Function: print_instruction(int ir)

This is the core of the disassembler. This function is passed an integer (ir) that may have a value from 0x0000 to 0xffff, representing an LC-3 instruction. This function calls get_zext_field() to extract the opcode from the instruction. It then switches on that opcode. Within the switch there is a case for each opcode (e.g., ADD, AND, BR, JMP, etc.). Each case examines additional instruction bits (determined by the opcode) and prints an appropriate string representing the instruction.

For example, in the case for the ADD instruction, we must call get_zext_field(ir,11,9) to get the destination register and get_zext_field(ir,8,6) to get the first source operand register. Next it must examine bit 5 (via get_bit(ir,5)) in order to determine whether the final operand is an immediate or register. If bit 5 is 0 (i.e., register operand), we call get_zext_field(ir,4,3) and we check that the result is 0 (i.e., bits 4 and 3 are 0). If bits 4 and 3 are not 0, this is not a legal ADD instruction, so we call print_fill(ir) to generate a .FILL assembler directive for this word. Otherwise, we use get_zext_field(ir,2,0) to get the second source operand register. Finally, the ADD assembly instruction is printed via printf(). If bit 5 is 1, we use get_sext_field(ir,4,0) to get the imm5 field, and we print the ADD instruction. Some of this code is provided to get you started.

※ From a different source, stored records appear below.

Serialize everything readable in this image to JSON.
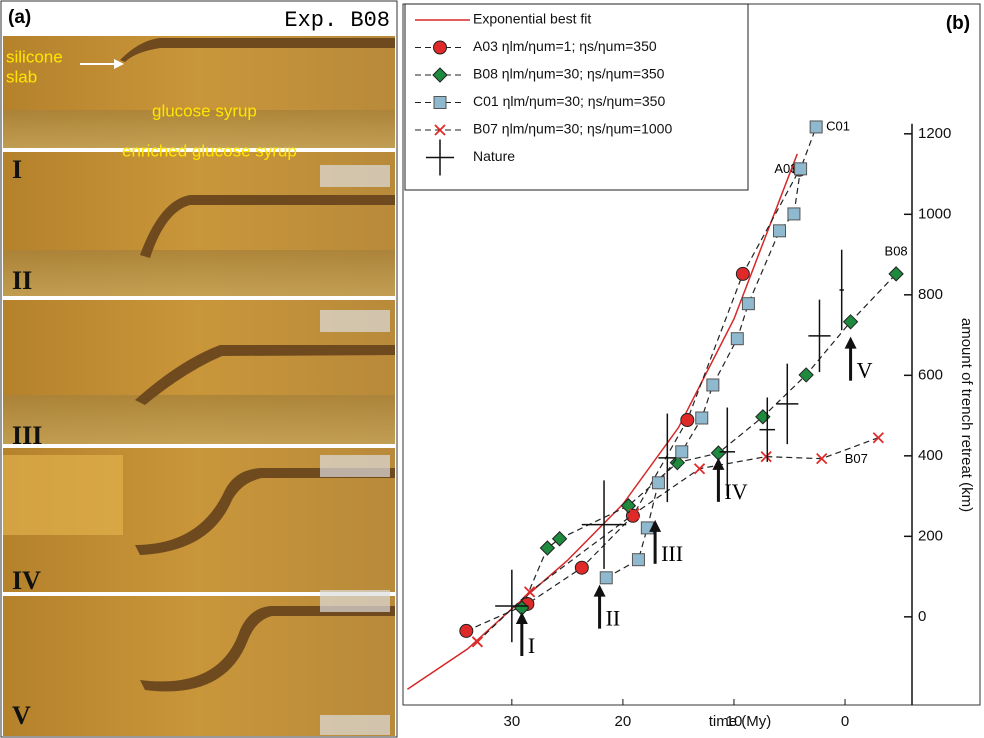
{
  "panel_a": {
    "label": "(a)",
    "experiment": "Exp. B08",
    "annotations": [
      "silicone",
      "slab",
      "glucose syrup",
      "enriched glucose syrup"
    ],
    "stages": [
      "I",
      "II",
      "III",
      "IV",
      "V"
    ]
  },
  "chart_data": {
    "type": "scatter",
    "panel_label": "(b)",
    "x_label": "time (My)",
    "y_label": "amount of trench retreat (km)",
    "xlim": [
      39.8,
      -5.4
    ],
    "xticks": [
      30,
      20,
      10,
      0
    ],
    "ylim": [
      -219,
      1520
    ],
    "yticks": [
      0,
      200,
      400,
      600,
      800,
      1000,
      1200
    ],
    "legend": "top-left",
    "series": [
      {
        "name": "Exponential best fit",
        "color": "#d62828",
        "marker": "none",
        "line": "solid",
        "x": [
          39.4,
          34,
          30,
          25,
          20,
          15,
          10,
          5,
          4.3
        ],
        "values": [
          -180,
          -80,
          20,
          140,
          280,
          470,
          740,
          1100,
          1150
        ]
      },
      {
        "name": "A03 ηlm/ηum=1; ηs/ηum=350",
        "label": "A03",
        "color": "#e02a2a",
        "marker": "circle",
        "line": "dashed",
        "x": [
          34.1,
          28.6,
          23.7,
          19.1,
          14.2,
          9.2,
          4.1
        ],
        "values": [
          -35,
          32,
          122,
          251,
          489,
          852,
          1111
        ]
      },
      {
        "name": "B08 ηlm/ηum=30; ηs/ηum=350",
        "label": "B08",
        "color": "#1e8a3e",
        "marker": "diamond",
        "line": "dashed",
        "x": [
          29.1,
          26.8,
          25.7,
          19.5,
          15.1,
          11.4,
          7.4,
          3.5,
          -0.5,
          -4.6
        ],
        "values": [
          22,
          171,
          194,
          276,
          383,
          407,
          497,
          601,
          733,
          852
        ]
      },
      {
        "name": "C01 ηlm/ηum=30; ηs/ηum=350",
        "label": "C01",
        "color": "#8fb9cf",
        "marker": "square",
        "line": "dashed",
        "x": [
          21.5,
          18.6,
          17.8,
          16.8,
          14.7,
          12.9,
          11.9,
          9.7,
          8.7,
          5.9,
          4.6,
          4.0,
          2.6
        ],
        "values": [
          97,
          142,
          221,
          333,
          410,
          494,
          576,
          691,
          778,
          959,
          1001,
          1113,
          1217
        ]
      },
      {
        "name": "B07 ηlm/ηum=30; ηs/ηum=1000",
        "label": "B07",
        "color": "#e02a2a",
        "marker": "x",
        "line": "dashed",
        "x": [
          33.1,
          28.4,
          19.0,
          13.1,
          7.1,
          2.1,
          -3.0
        ],
        "values": [
          -62,
          62,
          256,
          368,
          398,
          393,
          445
        ]
      },
      {
        "name": "Nature",
        "color": "#111111",
        "marker": "plus",
        "line": "none",
        "x": [
          30.0,
          21.7,
          16.0,
          10.6,
          7.0,
          5.2,
          2.3,
          0.3
        ],
        "values": [
          27,
          229,
          395,
          410,
          465,
          529,
          698,
          812
        ],
        "xerr": [
          1.5,
          2.0,
          0.8,
          0.7,
          0.7,
          1.0,
          1.0,
          0.2
        ],
        "yerr": [
          90,
          110,
          110,
          110,
          80,
          100,
          90,
          100
        ]
      }
    ],
    "arrows": [
      {
        "label": "I",
        "x": 29.1,
        "y": 12
      },
      {
        "label": "II",
        "x": 22.1,
        "y": 80
      },
      {
        "label": "III",
        "x": 17.1,
        "y": 241
      },
      {
        "label": "IV",
        "x": 11.4,
        "y": 395
      },
      {
        "label": "V",
        "x": -0.5,
        "y": 696
      }
    ]
  }
}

Function: print_fill(int ir)

This function prints a .FILL assembler directive. We provide this code.

Helpful Details

Testing

We will provide a number of .asm files you can use to test your disassembler (but your should also generate your own test cases). First, assemble each of these files with lc3as. Then disassemble them with your lc3dis. Save the output of lc3dis in a file via redirection.
    lc3as t1.asm
    ./lc3dis t1.obj >newt1.asm
Now in order to confirm that your code is correct use the Unix diff utility to compare t1.asm and newt1.asm.
    diff -w -i t1.asm newt1.asm
If diff produces no output, the two files are the same. Note that -w instructs diff to ignore whitespace and -i instructs it to ignore case. If the files are different, diff will indicate how they are different (type "man diff" for more information on diff). We will be using this testing method for our automatic testing scripts, so make sure diff produces no output.

Submission

Please submit your code in a file called lc3dis.c in the usual way. As in previous assignments, turnin will only work on eniac-s.seas.upenn.edu.

    ssh eniac-s.seas.upenn.edu
If prompted, enter your eniac password. Then...
    cd cse240hw8
    turnin -c cse240 -p HW8 lc3dis.c
    exit

Due Date

Note that this assignment is due the Wednesday before Thanksgiving break. Given that this assignment only requires an addition 70 lines of code, we could have made it due on Monday. But we decided to give you a little flexibility. We suspect many of you will want to turn it in on Monday or Tuesday, so you are not working on it right before break. As always, early submissions are fine!